Continuing, “The story I tell joins the human need of seeing patterns and meaning to tell a story that shows how we are truly connected - by our genome. It is a romantic, humanist story about one young woman’s drive to overcome childhood trauma and integrate into society without relinquishing her exploration of herself and the truth of who we are.”
Though the novel has just been released, McDuring is expecting positive feedback from readers.
“This is so much more than just fiction; it’s ‘fiction for real life’. Psychological theory can be dry at best but, by wrapping it up in a gripping story, I hope the engrossing life of Cadie will help readers recognize a thing or two about their own lives and the lives of those around them,” she adds.

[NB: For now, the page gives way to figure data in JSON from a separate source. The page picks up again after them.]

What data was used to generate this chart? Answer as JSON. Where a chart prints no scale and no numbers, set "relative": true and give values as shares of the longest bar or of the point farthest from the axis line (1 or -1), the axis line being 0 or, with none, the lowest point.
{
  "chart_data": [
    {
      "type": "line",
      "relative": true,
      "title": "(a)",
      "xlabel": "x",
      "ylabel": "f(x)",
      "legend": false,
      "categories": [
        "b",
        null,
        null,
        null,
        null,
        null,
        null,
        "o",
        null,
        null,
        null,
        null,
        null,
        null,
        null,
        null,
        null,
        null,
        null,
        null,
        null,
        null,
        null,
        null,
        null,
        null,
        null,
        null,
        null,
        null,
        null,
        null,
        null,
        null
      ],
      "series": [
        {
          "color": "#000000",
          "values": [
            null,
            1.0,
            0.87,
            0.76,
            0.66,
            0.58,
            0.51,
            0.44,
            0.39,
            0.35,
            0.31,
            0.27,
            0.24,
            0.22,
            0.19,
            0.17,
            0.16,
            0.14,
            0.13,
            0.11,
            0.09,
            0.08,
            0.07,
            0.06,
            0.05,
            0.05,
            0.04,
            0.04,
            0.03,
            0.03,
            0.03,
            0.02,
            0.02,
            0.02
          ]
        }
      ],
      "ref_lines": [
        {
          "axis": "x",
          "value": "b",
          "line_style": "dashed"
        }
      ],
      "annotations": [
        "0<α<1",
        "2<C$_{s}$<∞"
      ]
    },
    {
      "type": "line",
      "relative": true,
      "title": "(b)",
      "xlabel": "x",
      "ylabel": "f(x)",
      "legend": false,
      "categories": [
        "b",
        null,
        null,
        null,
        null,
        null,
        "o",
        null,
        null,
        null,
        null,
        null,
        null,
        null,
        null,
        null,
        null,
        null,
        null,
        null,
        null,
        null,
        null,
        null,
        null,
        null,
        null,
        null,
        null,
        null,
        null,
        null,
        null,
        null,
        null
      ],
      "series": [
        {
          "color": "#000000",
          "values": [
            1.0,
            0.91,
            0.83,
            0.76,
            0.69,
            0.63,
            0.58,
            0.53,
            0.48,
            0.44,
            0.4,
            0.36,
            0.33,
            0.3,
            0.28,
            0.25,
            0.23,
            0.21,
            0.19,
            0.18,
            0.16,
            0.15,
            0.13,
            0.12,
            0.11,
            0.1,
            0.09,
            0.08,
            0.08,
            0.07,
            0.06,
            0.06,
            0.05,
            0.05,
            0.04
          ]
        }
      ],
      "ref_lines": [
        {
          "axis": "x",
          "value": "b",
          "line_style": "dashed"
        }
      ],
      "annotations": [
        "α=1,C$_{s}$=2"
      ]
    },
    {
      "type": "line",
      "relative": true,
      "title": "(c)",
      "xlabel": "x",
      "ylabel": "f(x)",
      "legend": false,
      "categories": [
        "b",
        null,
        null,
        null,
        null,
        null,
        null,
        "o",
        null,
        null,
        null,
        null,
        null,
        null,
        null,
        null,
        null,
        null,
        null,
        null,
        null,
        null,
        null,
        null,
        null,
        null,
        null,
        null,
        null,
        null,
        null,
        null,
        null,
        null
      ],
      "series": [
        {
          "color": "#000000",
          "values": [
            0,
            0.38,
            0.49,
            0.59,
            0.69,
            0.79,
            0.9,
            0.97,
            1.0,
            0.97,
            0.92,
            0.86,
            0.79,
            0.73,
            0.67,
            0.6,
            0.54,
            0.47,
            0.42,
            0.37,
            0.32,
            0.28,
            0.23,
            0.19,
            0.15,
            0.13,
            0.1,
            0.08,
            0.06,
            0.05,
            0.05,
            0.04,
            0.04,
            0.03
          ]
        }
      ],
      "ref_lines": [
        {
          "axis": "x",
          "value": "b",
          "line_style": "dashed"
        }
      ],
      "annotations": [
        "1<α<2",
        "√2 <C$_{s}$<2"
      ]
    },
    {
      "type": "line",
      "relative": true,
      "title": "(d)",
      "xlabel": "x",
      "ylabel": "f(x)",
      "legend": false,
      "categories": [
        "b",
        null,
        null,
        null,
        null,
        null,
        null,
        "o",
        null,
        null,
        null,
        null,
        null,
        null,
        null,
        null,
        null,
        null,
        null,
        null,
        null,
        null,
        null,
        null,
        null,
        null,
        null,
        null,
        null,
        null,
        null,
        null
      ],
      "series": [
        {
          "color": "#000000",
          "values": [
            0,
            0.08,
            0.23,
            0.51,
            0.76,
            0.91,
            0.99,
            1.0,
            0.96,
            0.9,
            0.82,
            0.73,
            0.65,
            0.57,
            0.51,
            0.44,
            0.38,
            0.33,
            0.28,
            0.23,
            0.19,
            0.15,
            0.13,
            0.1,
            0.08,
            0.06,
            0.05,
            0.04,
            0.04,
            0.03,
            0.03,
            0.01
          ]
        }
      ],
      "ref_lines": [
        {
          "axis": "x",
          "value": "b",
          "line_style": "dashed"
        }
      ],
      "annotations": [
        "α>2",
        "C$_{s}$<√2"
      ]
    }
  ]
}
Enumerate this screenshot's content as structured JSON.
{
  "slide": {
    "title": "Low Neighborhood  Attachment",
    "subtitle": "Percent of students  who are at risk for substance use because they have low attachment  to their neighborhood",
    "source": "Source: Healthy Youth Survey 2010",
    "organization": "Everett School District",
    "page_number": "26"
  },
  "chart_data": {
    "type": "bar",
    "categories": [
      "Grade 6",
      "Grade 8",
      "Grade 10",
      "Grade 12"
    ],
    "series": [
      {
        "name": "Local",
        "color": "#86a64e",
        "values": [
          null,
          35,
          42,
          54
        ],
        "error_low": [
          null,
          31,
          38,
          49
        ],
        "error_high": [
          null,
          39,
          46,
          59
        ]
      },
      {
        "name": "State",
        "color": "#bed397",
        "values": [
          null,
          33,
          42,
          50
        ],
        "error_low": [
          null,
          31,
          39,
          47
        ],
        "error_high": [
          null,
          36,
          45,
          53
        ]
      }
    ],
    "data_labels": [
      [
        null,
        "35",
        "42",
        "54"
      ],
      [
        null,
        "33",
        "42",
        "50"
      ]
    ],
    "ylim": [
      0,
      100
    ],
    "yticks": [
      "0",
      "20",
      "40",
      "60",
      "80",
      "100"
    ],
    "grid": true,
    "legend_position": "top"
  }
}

With the book’s popularity set to increase, interested readers are urged to purchase their copies as soon as possible.
House of Tables, published by Grey Warbler Press, is available now: http://amzn.to/GzRVwP.
About Ileen McDuring
A former software development analyst, Ileen McDuring acquired her love of words and worlds when, as a toddler, she was introduced by her mother to a one-room library of a small Southern town and allowed to read books indiscriminately. In conjunction, Ileen developed her great appreciation for music during many hours spent listening to her great-grandmother play classical guitar and sing. When not writing, Ileen enjoys plunking on her own guitar and discussing philosophy and science. Mother to a beautiful and artistic daughter never afraid to ask “why” and expect evidence, Ileen currently lives in Texas with her husband and ever-loyal puppy.